Однако Поттер был постоянен в своих манерах и тем самым внушал немалые подозрения человеку, который, привыкнув за столько лет к подлости и гнусности, разучился верить в благие намерения, поскольку в лучшем, наиредчайшем случае рассчитывал на безразличие учеников. Воистину сказано: дети самые жестокие существа. Высокомерное презрение чистокровных слизеринцев; унизительная жалость хаффлпаффцев; бесцеремонный научный интерес рэйвенкловцев; брезгливое пренебрежение гриффиндорцев — у каждого факультета была выработана своя линия поведения, общим было превосходство, кичливая демонстрация своей исключительности перед ним — ничтожеством, и за это он их всех ненавидел. Не с самого начала. Первое время он сочувствовал бедным неразумным детишкам, которых превращали в пешки для чужой игры, но шли годы, обиды на жестокие выходки копились, и однажды, сам того не заметив, он стал отвечать им той же монетой. Мелочно? А чего вы еще ожидали от мелкого человечка, ведь он действительно поверил в собственную ничтожность. Тогда-то в его жизни и появился младший Поттер.

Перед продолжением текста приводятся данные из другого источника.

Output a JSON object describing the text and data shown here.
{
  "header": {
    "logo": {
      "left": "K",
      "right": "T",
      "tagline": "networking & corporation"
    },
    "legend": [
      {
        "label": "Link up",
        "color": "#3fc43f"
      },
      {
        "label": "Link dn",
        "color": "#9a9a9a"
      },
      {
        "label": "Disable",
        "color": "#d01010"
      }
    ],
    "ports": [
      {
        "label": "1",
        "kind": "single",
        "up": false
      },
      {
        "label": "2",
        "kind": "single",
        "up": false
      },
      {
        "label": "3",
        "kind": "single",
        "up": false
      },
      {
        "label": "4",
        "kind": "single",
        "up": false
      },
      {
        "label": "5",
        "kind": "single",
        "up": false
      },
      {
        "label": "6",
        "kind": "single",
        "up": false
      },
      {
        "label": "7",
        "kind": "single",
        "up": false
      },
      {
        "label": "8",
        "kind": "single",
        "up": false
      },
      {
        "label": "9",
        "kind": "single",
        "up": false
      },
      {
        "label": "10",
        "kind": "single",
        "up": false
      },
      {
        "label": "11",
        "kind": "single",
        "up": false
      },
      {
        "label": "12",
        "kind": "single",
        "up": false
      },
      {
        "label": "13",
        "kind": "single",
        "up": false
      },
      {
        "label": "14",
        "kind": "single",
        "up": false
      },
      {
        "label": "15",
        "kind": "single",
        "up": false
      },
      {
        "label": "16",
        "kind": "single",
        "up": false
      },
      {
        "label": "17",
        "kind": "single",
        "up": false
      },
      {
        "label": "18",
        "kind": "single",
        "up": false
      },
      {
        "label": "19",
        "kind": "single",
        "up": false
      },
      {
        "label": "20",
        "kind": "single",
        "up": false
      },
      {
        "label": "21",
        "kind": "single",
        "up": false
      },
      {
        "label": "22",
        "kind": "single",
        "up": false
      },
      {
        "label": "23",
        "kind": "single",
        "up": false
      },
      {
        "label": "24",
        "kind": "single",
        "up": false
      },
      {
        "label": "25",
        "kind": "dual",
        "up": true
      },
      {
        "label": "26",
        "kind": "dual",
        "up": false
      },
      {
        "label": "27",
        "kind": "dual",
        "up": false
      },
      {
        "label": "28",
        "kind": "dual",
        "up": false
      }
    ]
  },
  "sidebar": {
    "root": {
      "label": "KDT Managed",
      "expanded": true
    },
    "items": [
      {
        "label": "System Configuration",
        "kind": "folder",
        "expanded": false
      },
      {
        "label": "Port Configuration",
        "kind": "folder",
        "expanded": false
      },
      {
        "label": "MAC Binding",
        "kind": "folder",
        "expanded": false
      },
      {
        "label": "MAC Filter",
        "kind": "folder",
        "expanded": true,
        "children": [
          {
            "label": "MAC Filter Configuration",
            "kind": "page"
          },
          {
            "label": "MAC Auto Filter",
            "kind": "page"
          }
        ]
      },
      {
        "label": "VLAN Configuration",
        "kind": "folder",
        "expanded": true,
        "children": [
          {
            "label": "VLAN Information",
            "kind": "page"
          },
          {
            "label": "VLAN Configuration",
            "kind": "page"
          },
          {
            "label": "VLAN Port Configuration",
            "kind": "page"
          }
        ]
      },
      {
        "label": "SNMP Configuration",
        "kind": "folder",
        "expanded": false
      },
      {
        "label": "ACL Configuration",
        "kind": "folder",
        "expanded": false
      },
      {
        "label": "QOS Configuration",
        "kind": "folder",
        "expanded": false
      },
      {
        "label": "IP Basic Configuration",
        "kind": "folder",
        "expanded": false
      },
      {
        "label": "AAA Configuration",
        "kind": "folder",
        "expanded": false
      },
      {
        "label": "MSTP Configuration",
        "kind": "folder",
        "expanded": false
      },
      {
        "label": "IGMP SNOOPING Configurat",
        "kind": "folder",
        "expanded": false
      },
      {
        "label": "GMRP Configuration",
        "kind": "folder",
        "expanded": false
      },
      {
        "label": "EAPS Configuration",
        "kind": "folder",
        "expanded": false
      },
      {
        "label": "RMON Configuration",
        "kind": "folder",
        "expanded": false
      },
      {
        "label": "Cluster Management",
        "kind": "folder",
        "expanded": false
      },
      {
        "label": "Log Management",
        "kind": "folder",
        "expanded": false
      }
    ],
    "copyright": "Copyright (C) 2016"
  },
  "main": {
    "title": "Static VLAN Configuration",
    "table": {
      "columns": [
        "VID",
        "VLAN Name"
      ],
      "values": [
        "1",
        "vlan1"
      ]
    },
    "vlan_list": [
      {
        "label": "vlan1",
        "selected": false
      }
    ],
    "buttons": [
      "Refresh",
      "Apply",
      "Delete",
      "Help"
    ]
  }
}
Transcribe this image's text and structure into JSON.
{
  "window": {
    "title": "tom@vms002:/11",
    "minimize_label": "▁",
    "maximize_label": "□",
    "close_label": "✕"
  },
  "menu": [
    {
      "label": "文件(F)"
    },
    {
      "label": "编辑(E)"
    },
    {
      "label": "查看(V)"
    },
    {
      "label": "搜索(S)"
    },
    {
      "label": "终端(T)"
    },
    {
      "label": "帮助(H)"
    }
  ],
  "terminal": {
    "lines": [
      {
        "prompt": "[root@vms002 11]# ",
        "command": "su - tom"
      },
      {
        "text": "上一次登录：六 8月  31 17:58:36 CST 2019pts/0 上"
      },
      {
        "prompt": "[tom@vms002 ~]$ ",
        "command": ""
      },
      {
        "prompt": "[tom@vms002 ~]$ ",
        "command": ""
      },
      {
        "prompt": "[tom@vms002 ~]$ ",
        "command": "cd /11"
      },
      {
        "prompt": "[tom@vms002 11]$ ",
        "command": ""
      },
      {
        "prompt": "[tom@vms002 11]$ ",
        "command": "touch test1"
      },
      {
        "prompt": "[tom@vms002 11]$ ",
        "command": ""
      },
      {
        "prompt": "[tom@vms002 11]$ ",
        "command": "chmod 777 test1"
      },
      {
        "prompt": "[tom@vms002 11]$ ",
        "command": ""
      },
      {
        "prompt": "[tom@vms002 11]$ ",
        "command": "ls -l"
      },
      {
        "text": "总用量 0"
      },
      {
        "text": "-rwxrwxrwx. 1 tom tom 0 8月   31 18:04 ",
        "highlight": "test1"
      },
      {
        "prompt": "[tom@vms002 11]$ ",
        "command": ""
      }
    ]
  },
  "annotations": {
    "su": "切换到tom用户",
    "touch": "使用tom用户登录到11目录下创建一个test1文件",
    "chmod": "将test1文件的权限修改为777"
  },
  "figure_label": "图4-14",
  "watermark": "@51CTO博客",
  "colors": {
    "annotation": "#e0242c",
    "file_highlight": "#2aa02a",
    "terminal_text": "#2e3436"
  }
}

Маленький паршивец одурачил всех, но только не его. Аргус знал, всегда знал, что им двигают скрытые мотивы, и он только притворяется паинькой. Единственное что не вязалось с теорией и ощутимо сбивало с толка — это привязанность к мальчишке миссис Норрис, которая обычно весьма чутко разбиралась в людях. Как-то внезапно его верная спутница в ночном патрулировании стала пропадать по нескольку часов, возвращаясь перед самым рассветом, довольно мурлыча и облизываясь. Опасаясь неожиданного приплода, одной ночью Филч проследил за ней и нашел ее блаженствующей на коленях Поттера, который сидел на подоконнике, задумчиво глядя в звездное небо и бессознательно поглаживая ее по шерстке. Он ушел, незамеченный ими, не зная, что делать со своим открытием. Позже он неоднократно пытался вразумить свою компаньонку и прекратить ее общение с гадким мальчишкой, уговаривал, что тот не принесет ей добра. Без толку.